MOST COMMON EVALUATION MISTAKES
The following are the most common errors in the evaluation and management of people with respiratory muscle dysfunction as fully explained in Bach JR, Management of Patients with Neuromuscular Disease, Elsevier 2004:
1. Misinterpretation of symptoms:
People who can walk but who have limited breathing muscle reserve complain of shortness of breath before developing acute respiratory failure. People in wheelchairs may not. Instead, these people tend to complain of anxiety and inability to sleep in the moments preceding acute respiratory failure.
2. Ordering pulmonary function testing (PFTs) rather than evaluation with:
-Peak flow meter
at every outpatient visit of every infant and adult with an Applicable Condition.
3. Failure to evaluate vital capacity (VC) with spirometry with the patient in multiple positions:
-Circumstances such as with a chest brace on and off
4. Failure to evaluate maximum insufflation capacity (MIC) and gossopharyngeal maximum single breath capacity (GPmaxSBC) with spirometry at every outpatient visit.
5. Failure to evaluate cough peak flows (CPF).
6. Ordering arterial blood gas analyses rather than noninvasive monitoring of oxygen saturation (O2 sat) and CO2 levels. (Up to 30% of arterial blood gas analyses cause the patient to hyperventilate due to pain from the arterial stick.
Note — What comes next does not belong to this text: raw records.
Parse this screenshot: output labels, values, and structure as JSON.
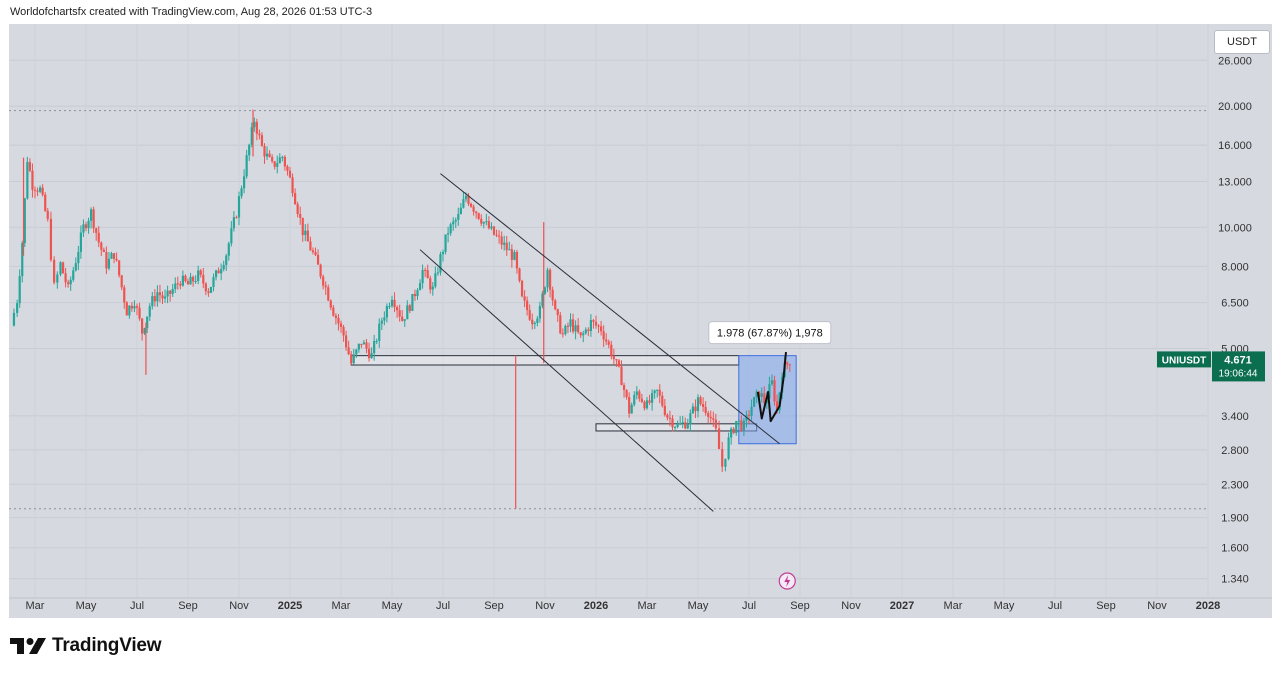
{
  "header": {
    "text": "Worldofchartsfx created with TradingView.com, Aug 28, 2026 01:53 UTC-3"
  },
  "currency_button": {
    "label": "USDT"
  },
  "brand": {
    "name": "TradingView"
  },
  "price_badge": {
    "symbol": "UNIUSDT",
    "price": "4.671",
    "countdown": "19:06:44",
    "color": "#0b6e4f"
  },
  "measure_label": {
    "text": "1.978 (67.87%) 1,978"
  },
  "colors": {
    "up": "#26a69a",
    "down": "#ef5350",
    "background": "#d6d9e0",
    "box_fill": "#7fa6ee",
    "box_stroke": "#3d6fe0",
    "line": "#2a2e39"
  },
  "chart_data": {
    "type": "candlestick",
    "scale": "log",
    "ylim": [
      1.2,
      32
    ],
    "yticks": [
      "26.000",
      "20.000",
      "16.000",
      "13.000",
      "10.000",
      "8.000",
      "6.500",
      "5.000",
      "3.400",
      "2.800",
      "2.300",
      "1.900",
      "1.600",
      "1.340"
    ],
    "ytick_values": [
      26,
      20,
      16,
      13,
      10,
      8,
      6.5,
      5,
      3.4,
      2.8,
      2.3,
      1.9,
      1.6,
      1.34
    ],
    "xlabels": [
      "Mar",
      "May",
      "Jul",
      "Sep",
      "Nov",
      "2025",
      "Mar",
      "May",
      "Jul",
      "Sep",
      "Nov",
      "2026",
      "Mar",
      "May",
      "Jul",
      "Sep",
      "Nov",
      "2027",
      "Mar",
      "May",
      "Jul",
      "Sep",
      "Nov",
      "2028"
    ],
    "xlabel_months": [
      2,
      4,
      6,
      8,
      10,
      12,
      14,
      16,
      18,
      20,
      22,
      24,
      26,
      28,
      30,
      32,
      34,
      36,
      38,
      40,
      42,
      44,
      46,
      48
    ],
    "xlabel_bold": [
      false,
      false,
      false,
      false,
      false,
      true,
      false,
      false,
      false,
      false,
      false,
      true,
      false,
      false,
      false,
      false,
      false,
      true,
      false,
      false,
      false,
      false,
      false,
      true
    ],
    "dotted_levels": [
      19.5,
      2.0
    ],
    "price_path": [
      {
        "m": 1.05,
        "p": 5.7
      },
      {
        "m": 1.3,
        "p": 6.6
      },
      {
        "m": 1.5,
        "p": 9.2
      },
      {
        "m": 1.7,
        "p": 14.8
      },
      {
        "m": 1.9,
        "p": 12.8
      },
      {
        "m": 2.2,
        "p": 12.4
      },
      {
        "m": 2.5,
        "p": 10.3
      },
      {
        "m": 2.75,
        "p": 7.1
      },
      {
        "m": 3.0,
        "p": 8.1
      },
      {
        "m": 3.3,
        "p": 7.0
      },
      {
        "m": 3.6,
        "p": 8.3
      },
      {
        "m": 3.9,
        "p": 10.0
      },
      {
        "m": 4.2,
        "p": 10.9
      },
      {
        "m": 4.5,
        "p": 9.2
      },
      {
        "m": 4.8,
        "p": 8.1
      },
      {
        "m": 5.1,
        "p": 8.6
      },
      {
        "m": 5.3,
        "p": 7.6
      },
      {
        "m": 5.6,
        "p": 6.2
      },
      {
        "m": 5.9,
        "p": 6.6
      },
      {
        "m": 6.2,
        "p": 5.5
      },
      {
        "m": 6.5,
        "p": 6.4
      },
      {
        "m": 6.8,
        "p": 6.9
      },
      {
        "m": 7.1,
        "p": 6.6
      },
      {
        "m": 7.4,
        "p": 7.0
      },
      {
        "m": 7.7,
        "p": 7.4
      },
      {
        "m": 8.0,
        "p": 7.2
      },
      {
        "m": 8.4,
        "p": 7.6
      },
      {
        "m": 8.8,
        "p": 7.0
      },
      {
        "m": 9.1,
        "p": 7.6
      },
      {
        "m": 9.5,
        "p": 8.6
      },
      {
        "m": 9.9,
        "p": 10.9
      },
      {
        "m": 10.3,
        "p": 14.8
      },
      {
        "m": 10.6,
        "p": 18.5
      },
      {
        "m": 10.9,
        "p": 15.8
      },
      {
        "m": 11.3,
        "p": 14.2
      },
      {
        "m": 11.7,
        "p": 15.0
      },
      {
        "m": 12.1,
        "p": 12.6
      },
      {
        "m": 12.5,
        "p": 9.8
      },
      {
        "m": 12.9,
        "p": 8.6
      },
      {
        "m": 13.3,
        "p": 7.4
      },
      {
        "m": 13.7,
        "p": 6.2
      },
      {
        "m": 14.1,
        "p": 5.4
      },
      {
        "m": 14.4,
        "p": 4.6
      },
      {
        "m": 14.8,
        "p": 5.2
      },
      {
        "m": 15.2,
        "p": 4.8
      },
      {
        "m": 15.6,
        "p": 5.9
      },
      {
        "m": 16.0,
        "p": 6.8
      },
      {
        "m": 16.4,
        "p": 5.9
      },
      {
        "m": 16.8,
        "p": 6.6
      },
      {
        "m": 17.2,
        "p": 7.8
      },
      {
        "m": 17.6,
        "p": 7.0
      },
      {
        "m": 17.9,
        "p": 8.4
      },
      {
        "m": 18.2,
        "p": 9.8
      },
      {
        "m": 18.6,
        "p": 10.6
      },
      {
        "m": 18.9,
        "p": 12.0
      },
      {
        "m": 19.2,
        "p": 11.2
      },
      {
        "m": 19.6,
        "p": 10.3
      },
      {
        "m": 20.0,
        "p": 9.6
      },
      {
        "m": 20.4,
        "p": 9.0
      },
      {
        "m": 20.8,
        "p": 8.4
      },
      {
        "m": 21.1,
        "p": 6.6
      },
      {
        "m": 21.5,
        "p": 5.9
      },
      {
        "m": 21.8,
        "p": 6.2
      },
      {
        "m": 22.1,
        "p": 7.9
      },
      {
        "m": 22.4,
        "p": 6.1
      },
      {
        "m": 22.7,
        "p": 5.4
      },
      {
        "m": 23.0,
        "p": 5.8
      },
      {
        "m": 23.4,
        "p": 5.3
      },
      {
        "m": 23.8,
        "p": 5.8
      },
      {
        "m": 24.2,
        "p": 5.6
      },
      {
        "m": 24.6,
        "p": 4.9
      },
      {
        "m": 25.0,
        "p": 4.2
      },
      {
        "m": 25.3,
        "p": 3.5
      },
      {
        "m": 25.6,
        "p": 3.9
      },
      {
        "m": 26.0,
        "p": 3.6
      },
      {
        "m": 26.4,
        "p": 3.9
      },
      {
        "m": 26.8,
        "p": 3.4
      },
      {
        "m": 27.2,
        "p": 3.2
      },
      {
        "m": 27.6,
        "p": 3.3
      },
      {
        "m": 28.0,
        "p": 3.7
      },
      {
        "m": 28.4,
        "p": 3.5
      },
      {
        "m": 28.7,
        "p": 3.1
      },
      {
        "m": 28.95,
        "p": 2.55
      },
      {
        "m": 29.2,
        "p": 2.95
      },
      {
        "m": 29.5,
        "p": 3.3
      },
      {
        "m": 29.8,
        "p": 3.2
      },
      {
        "m": 30.1,
        "p": 3.6
      },
      {
        "m": 30.4,
        "p": 3.9
      },
      {
        "m": 30.6,
        "p": 3.7
      },
      {
        "m": 30.9,
        "p": 4.1
      },
      {
        "m": 31.1,
        "p": 3.5
      },
      {
        "m": 31.3,
        "p": 4.4
      },
      {
        "m": 31.6,
        "p": 4.671
      }
    ],
    "spikes": [
      {
        "m": 20.85,
        "low": 2.0,
        "high": 4.8
      },
      {
        "m": 21.95,
        "low": 4.6,
        "high": 10.3
      },
      {
        "m": 10.55,
        "low": 15.0,
        "high": 19.6
      },
      {
        "m": 6.35,
        "low": 4.3,
        "high": 5.8
      },
      {
        "m": 1.55,
        "low": 8.5,
        "high": 14.9
      }
    ],
    "channel_upper": [
      {
        "m": 17.9,
        "p": 13.6
      },
      {
        "m": 31.2,
        "p": 2.9
      }
    ],
    "channel_lower": [
      {
        "m": 17.1,
        "p": 8.8
      },
      {
        "m": 28.6,
        "p": 1.97
      }
    ],
    "resistance_zone": {
      "m0": 14.4,
      "m1": 29.6,
      "p_low": 4.55,
      "p_high": 4.8
    },
    "support_zone": {
      "m0": 24.0,
      "m1": 30.3,
      "p_low": 3.12,
      "p_high": 3.25
    },
    "measure_box": {
      "m0": 29.6,
      "m1": 31.85,
      "p_low": 2.9,
      "p_high": 4.8
    },
    "cup_handle": [
      {
        "m": 30.35,
        "p": 3.9
      },
      {
        "m": 30.5,
        "p": 3.35
      },
      {
        "m": 30.75,
        "p": 3.9
      },
      {
        "m": 30.85,
        "p": 3.3
      },
      {
        "m": 31.2,
        "p": 3.6
      },
      {
        "m": 31.35,
        "p": 4.2
      },
      {
        "m": 31.45,
        "p": 4.9
      }
    ]
  }
}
This lowers actual baseline CO2 levels.)
7. Unnecessary resort to bronchoscopy, endotracheal intubation, and tracheotomy which can be avoided by using noninvasive ventilatory support (NVS) and mechanical insufflation-exsufflation (MIE) appropriately.
8. Failure to try multiple noninvasive interfaces for fit, comfort, and efficacy to find the best fit.
MOST COMMON MANAGEMENT MISTAKES
1. Failure to deflate tracheostomy tube cuffs (or opt for cuffless tubes) thereby preventing the patient from speaking and increasing risk of complications from the tube cuff (e.g. tracheal damage).
2. Use of tracheal and airway suctioning, oxygen supplementation, and bronchodilators rather than NVS with MIE at optimal settings of 50 to 60 cm H2O insufflation and exsufflation.
3. Use of phrenic and diaphragm pacemakers and body ventilators that cause obstructive apneas and do not permit air stacking.
4. Use of CPAP or suboptimal low-span bi-level PAP instead of NVS.
5. Use of pressure-preset rather than volume-preset ventilation for people who can air stack.
6. Failure to extend NVS use into daytime hours and switch patients from nasal to mouthpiece interfaces.
7. Failure to use non-vented interfaces (nasal or oronasal interfaces without ports/holes or with ports/holes covered) with active ventilator circuits which have exhalation valves that permit air stacking.
8. Failure to train in glossopharyngeal breathing (GPB) for ventilator-free breathing ability.
9. Failure to extubate unweanable patients to continuous NVS and MIE, that is, failure to extubate to wean rather than wean to extubate.
11. Potentially harmful treatments:
People with healthy lungs but weak muscles are often treated with oxygen therapy, bronchodilators, and nebulizer use (asthma treatments). Oxygen must never be used as a substitute for NVS/MIE since it renders the oximeter useless as a gauge of effective lung ventilation and depresses breathing while exacerbating CO2 levels in the blood.
12. Resort to tracheotomy:
Tracheostomy tubes placed through the neck and into the windpipe are not necessary for ventilatory (“respiratory”) support for people satisfying certain criteria, in particular, alert infants and cooperative older people with healthy lungs and only weak respiratory muscles. Even people with no strength to breathe who use continuous noninvasive ventilatory support (CNVS) do not need tracheostomy tubes.
13. Use of chest oscillation devices:
Chest oscillation devices do not substitute for cough and do not prevent pneumonia and respiratory failure for people with weak muscles. Instead, mechanical insufflation-exsufflation devices (see MIE) must be used.